Het gevoelen van de minderheid wordt desgewenst in het verslag
vermeld.
- 3.
Bij het staken van de stemmen over de uit te brengen bevindingen,
wordt het nemen van een beslissing uitgesteld tot de volgende
vergadering. Is uitstel van de beslissing niet mogelijk of
staken de stemmen ook in die volgende vergadering, dan worden geen
bevindingen van de commissie, maar de verschillende meningen binnen
de commissie, ter kennis van de gemeenteraad en de
commissaris gebracht.
Artikel 8 - Gesprekken met de kandidaten
- 1.
De secretaris nodigt, in overleg met de commissie, de kandidaten uit
voor een gesprek met de commissie.
- 2.
De plaats en het tijdstip van een gesprek worden zodanig gekozen dat
wordt voorkomen dat de kandidaten hierdoor aan anderen bekend raken
of tijdens het bezoek aan de commissie met elkaar
in contact komen.
Artikel 9 - Ontbinding commissie
De commissie wordt geacht te zijn ontbonden met ingang van de dag
volgende op die waarop door de minister aan de gemeenteraad is bekend
gemaakt dat in de vacature van burgemeester is voorzien.
Artikel 10 - Archivering van stukken
- 1.
De voorzitter en de secretaris van de commissie dragen er zorg voor
dat op het tijdstip bedoeld in artikel 9 van het Archiefbesluit
1995, alle archiefbescheiden die de commissie zelf heeft opgemaakt
onverwijld in een verzegelde envelop en gerubriceerd als "geheim"
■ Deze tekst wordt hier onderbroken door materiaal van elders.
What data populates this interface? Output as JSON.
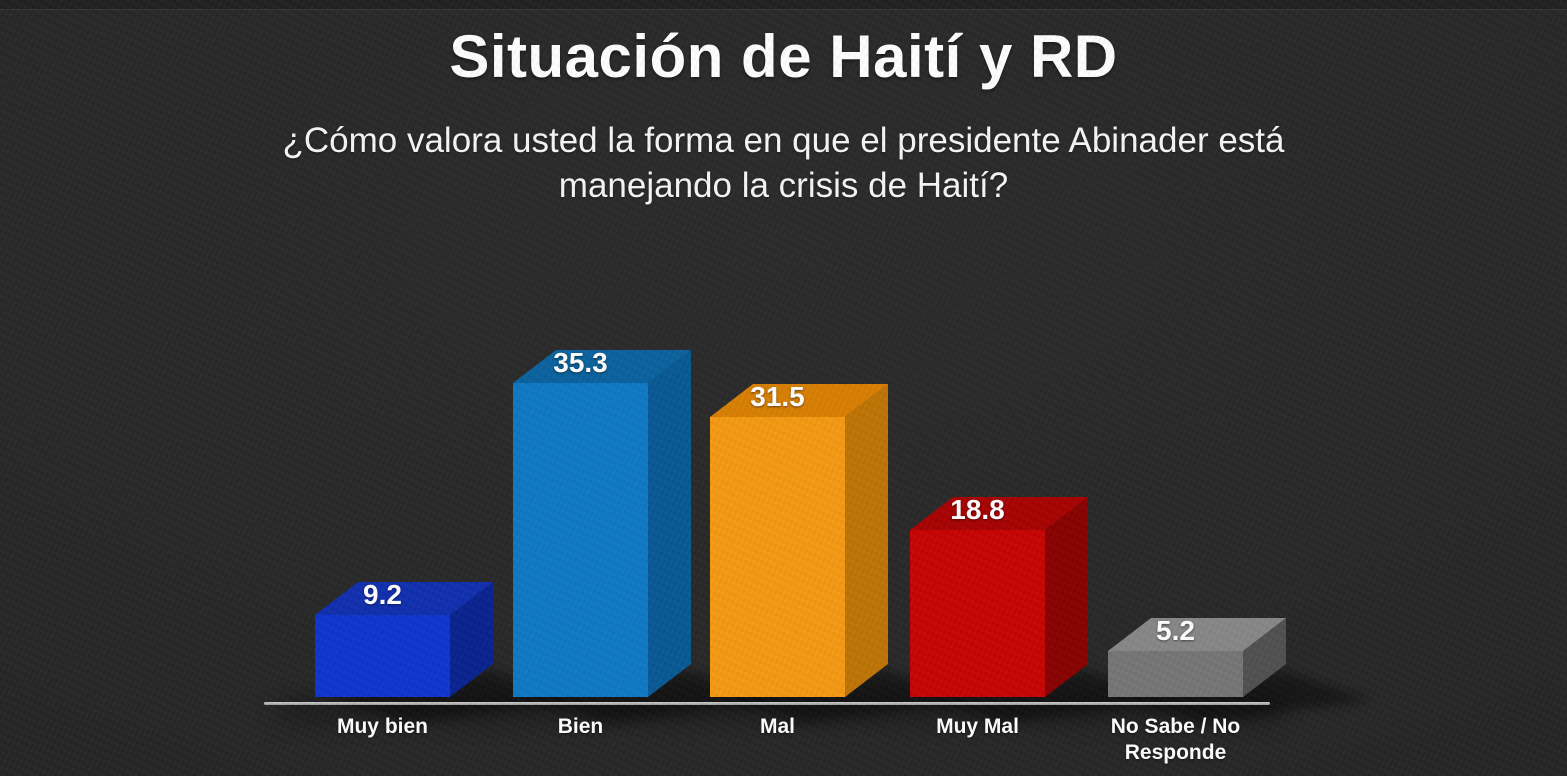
{
  "slide": {
    "title": "Situación de Haití y RD",
    "subtitle": "¿Cómo valora usted la forma en que el presidente Abinader está manejando la crisis de Haití?",
    "subtitle_lines": [
      "¿Cómo valora usted la forma en que el presidente Abinader está",
      "manejando la crisis de Haití?"
    ],
    "background_color": "#282828",
    "text_color": "#ffffff"
  },
  "chart_data": {
    "type": "bar",
    "style": "3d-box",
    "title": "Situación de Haití y RD",
    "subtitle": "¿Cómo valora usted la forma en que el presidente Abinader está manejando la crisis de Haití?",
    "categories": [
      "Muy bien",
      "Bien",
      "Mal",
      "Muy Mal",
      "No Sabe / No Responde"
    ],
    "values": [
      9.2,
      35.3,
      31.5,
      18.8,
      5.2
    ],
    "value_labels": [
      "9.2",
      "35.3",
      "31.5",
      "18.8",
      "5.2"
    ],
    "xlabel": "",
    "ylabel": "",
    "ylim": [
      0,
      40
    ],
    "grid": false,
    "legend": false,
    "value_label_color": "#ffffff",
    "category_label_color": "#ffffff",
    "baseline_color": "#bdbdbd",
    "series": [
      {
        "category": "Muy bien",
        "value": 9.2,
        "front": "#0e36cf",
        "top": "#1130b0",
        "side": "#0a2390"
      },
      {
        "category": "Bien",
        "value": 35.3,
        "front": "#0e79c5",
        "top": "#0b639f",
        "side": "#095a96"
      },
      {
        "category": "Mal",
        "value": 31.5,
        "front": "#f59a14",
        "top": "#d98004",
        "side": "#bf7506"
      },
      {
        "category": "Muy Mal",
        "value": 18.8,
        "front": "#c70404",
        "top": "#a80303",
        "side": "#8a0202"
      },
      {
        "category": "No Sabe / No Responde",
        "value": 5.2,
        "front": "#767676",
        "top": "#888888",
        "side": "#515151"
      }
    ]
  }
}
worden overgebracht naar de krachtens de wet door de raadaangewezen
archiefbewaarplaats.
- 2.
Zij dragen er eveneens zorg voor dat uitvoering wordt gegeven aan
het bepaalde in de volgende leden van dit artikel.
- 3.
Van de in het eerste lid bedoelde overbrenging wordt een verklaring
van overbrenging als bedoeld in artikel 9 van het Archiefbesluit
1995 opgemaakt. In deze verklaring wordt melding gemaakt van de
met toepassing van artikel15, lid 1 sub a. en c., van de Archiefwet
1995 gestelde beperkingen aan de openbaarheid, geldende voor een
periode van 75 jaar.
- 4.
Originele bescheiden die de commissie heeft ontvangen van de
commissaris of van kandidaten worden onmiddellijk aan dezen
teruggezonden, met inachtneming van het bepaalde in XI.6 van de circulaire van de minister.
- 5.
Alle overige bescheiden en alle kopieën van de in dit artikel
bedoelde bescheiden worden onmiddellijk vernietigd.
Artikel 11 - Contactpersoon
- 1.
De voorzitter van de commissie treedt op als contactpersoon naar
buiten.
- 2.
Alle stukken bestemd voor de commissie worden gericht aan de
voorzitter en gezonden aan het privé-adres van de secretaris en
aldaar bewaard tot het moment van ontbinding van de commissie.
- 3.
Alle stukken die van de commissie uitgaan worden door de voorzitter
en de secretaris ondertekend en vanaf het privé-adres van de
secretaris verzonden.
- 4.
Het gebruik van e-mail is niet toegestaan, tenzij het louter
procedurele aangelegenheden betreft.
Artikel 12 -Onvoorziene aangelegenheden
In alle gevallen waarin deze verordening dan wel de circulaire van de
minister d.d. 4 november 2005 niet voorziet, beslist de commissie.
Artikel 13 - Vervaldatum
Deze verordening vervalt met ingang van de dag volgend op die waarop aan
het gemeentebestuur bekend is gemaakt dat in de vacature is
voorzien.
Artikel 14 - Citeertitel
De verordening kan worden aangehaald als: Verordening op de
vertrouwenscommissie gemeente Steenwijkerland 2010.